La situazione è visualizzabile con facilità in internet consultando l’area delle “immagini”. 

Immagini che ripropongono incessantemente soggetti sprofondati nei pochi metri quadrati della loro camera, chiusi nel proprio mondo senza avere contatti con l’esterno se non quello della rete, del computer e di numerosi altri pc e device tecnologici. Una sorta di spazio protetto, di bunker tecnologico, in cui la persona vive, cioè dorme, mangia, legge, studia, mantiene rapporti virtuali con il mondo esterno e, in tal senso, “comunica”…

Ciò che sembrava essere un fenomeno quasi incomprensibile e, comunque, collegato a una realtà particolare com’è la società e la cultura del Giappone oggi sembra che stia dilagando anche nel nostro Paese. E’ difficile quantificare tutto ciò – alcuni hanno scritto di oltre centomila persone che, in un modo o nell’altro, sono cadute vittime di tale chiusura al mondo – ma anche se i numeri fossero molto di meno di quelli indicati si tratterebbe comunque di una condizione da prendere con molta serietà. Anche perché la pandemia Covid-19 non ha certo facilitato!

Un essere umano che sceglie di isolarsi, staccarsi dai contatti personali, chiudersi in un mondo in qualche modo artificiale, vivere una vita che è a metà tra il virtuale e l’isolamento sociale, autoescludendosi, autoemarginandosi dal mondo reale e anche dai rapporti più stretti (familiari, amici, compagni di studio o di lavoro) rappresenta di per sé un problema non solo individuale, ma anche sociale. Almeno nel senso che rappresenta un “indicatore” di qualcosa di nuovo che sta avvenendo.

Difficile comprendere la situazione che spinge una persona, giovane o adulta che sia, a ritirarsi in tal modo – un ritiro che è certamente, oggi, facilitato proprio da quelle tecnologie che dovrebbero, invece, sviluppare le connessioni nel modo più ampio possibile…

Ogni caso è a se stante e ogni persona va, appunto, trattata come persona, unica ed irrepetibile, con rispetto e con ascolto totale: anche perché il filo di speranza che lega queste persone alla vita che chiamiamo “normale” è sottile. E c’è una enorme differenza, per fare un esempio, tra un giovane adolescente che si rinchiude nella sua cameretta a valle di dissapori e incomprensioni familiari, e un giovane adulto che lavora da casa in ambito informatico e pian piano scivola nell’isolamento fisico, sociale, spaziale, non esce più di casa e non vede più nessuno.

Per alcuni, già predisposti, il lockdown è stato un momento idilliaco, un momento in cui non vi era necessità di giustificarsi con nessuno… Per altri questa scelta di chiamarsi fuori dalla vita, per come in genere essa si intende, è portata avanti con rabbia e talvolta violenza, anche verso se stessi… Altri ancora sono fieri della scelta fatta, sentendo di essere coraggiosi e speciali. 

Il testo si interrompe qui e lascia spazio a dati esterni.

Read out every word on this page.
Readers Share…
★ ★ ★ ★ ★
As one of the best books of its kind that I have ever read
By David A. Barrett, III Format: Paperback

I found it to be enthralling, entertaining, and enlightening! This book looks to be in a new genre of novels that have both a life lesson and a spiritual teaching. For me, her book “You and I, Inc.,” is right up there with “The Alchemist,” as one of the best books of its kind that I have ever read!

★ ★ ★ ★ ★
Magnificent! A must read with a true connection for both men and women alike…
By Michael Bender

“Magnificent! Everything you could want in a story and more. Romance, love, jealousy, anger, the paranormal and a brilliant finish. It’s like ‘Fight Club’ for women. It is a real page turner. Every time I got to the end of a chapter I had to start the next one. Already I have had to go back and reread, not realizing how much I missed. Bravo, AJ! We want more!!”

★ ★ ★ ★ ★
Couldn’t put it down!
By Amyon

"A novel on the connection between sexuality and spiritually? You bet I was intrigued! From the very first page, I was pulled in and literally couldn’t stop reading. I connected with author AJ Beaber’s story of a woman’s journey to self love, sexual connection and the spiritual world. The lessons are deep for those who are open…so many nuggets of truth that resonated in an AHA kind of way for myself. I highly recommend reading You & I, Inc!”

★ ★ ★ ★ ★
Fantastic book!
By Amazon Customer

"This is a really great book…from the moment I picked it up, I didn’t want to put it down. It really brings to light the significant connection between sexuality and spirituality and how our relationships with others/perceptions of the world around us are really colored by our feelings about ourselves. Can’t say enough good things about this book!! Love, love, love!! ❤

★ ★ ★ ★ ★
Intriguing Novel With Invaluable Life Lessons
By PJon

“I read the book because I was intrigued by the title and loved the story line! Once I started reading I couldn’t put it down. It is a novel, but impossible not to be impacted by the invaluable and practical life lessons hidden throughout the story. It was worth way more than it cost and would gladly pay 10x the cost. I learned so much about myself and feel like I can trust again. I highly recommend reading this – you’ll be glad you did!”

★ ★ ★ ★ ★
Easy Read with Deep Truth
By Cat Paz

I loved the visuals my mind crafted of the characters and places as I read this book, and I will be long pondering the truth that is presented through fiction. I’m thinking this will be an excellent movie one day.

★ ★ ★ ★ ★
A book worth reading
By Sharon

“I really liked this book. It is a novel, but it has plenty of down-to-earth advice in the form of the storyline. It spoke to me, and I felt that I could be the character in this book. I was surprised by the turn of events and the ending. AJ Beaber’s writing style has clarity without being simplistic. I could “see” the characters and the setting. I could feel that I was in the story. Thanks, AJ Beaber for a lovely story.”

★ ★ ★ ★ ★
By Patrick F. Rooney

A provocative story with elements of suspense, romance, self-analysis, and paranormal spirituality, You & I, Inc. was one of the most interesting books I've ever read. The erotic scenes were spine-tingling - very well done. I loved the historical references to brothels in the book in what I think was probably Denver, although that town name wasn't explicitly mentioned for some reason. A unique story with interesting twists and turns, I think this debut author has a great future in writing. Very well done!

In ogni caso, accanto alle persone che hanno deciso di auto-recludersi ve ne sono molte altre che, pur non avendolo ancora deciso, sono lì, sul limite. Queste persone, hanno delle grandi possibilità di farsi aiutare, di decidere di chiedere aiuto in tempo. E l’aiuto è, naturalmente, la psicoterapia. Ma anche l’educazione familiare, cioè la consulenza rivolta all’intero nucleo familiare o verso le relazioni significative, dato che troppo spesso il soggetto che si autoesclude lo fa perché avverte una eccessiva ed opprimente pressione sociale, di genere prestazionale.

Sarebbe semplicistico vedere nel soggetto che si isola “il problema”, e in tutti gli altri “la normalità”!

Ma chi si isola – per un motivo o per l’altro – e pensa di poterlo-volerlo fare in un tempo limitato, deve essere avvertito che potrebbe essere inghiottito da tale situazione, suo malgrado

Il cielo in una stanza può affascinare e… portare via…

A fine gennaio questa nuova situazione è stata rappresentata da Sky Documentaries (e Now, in streaming) con Essere Hikikomori. La mia vita in una stanza, mentre alcuni che sono stati vittime di tale situazione hanno potuto raccontarla in interviste e talk show. E’ bene che se ne parli e che si rappresentino queste situazioni al fine di non abbandonarle in un doppio-vuoto esistenziale e di comunicazione.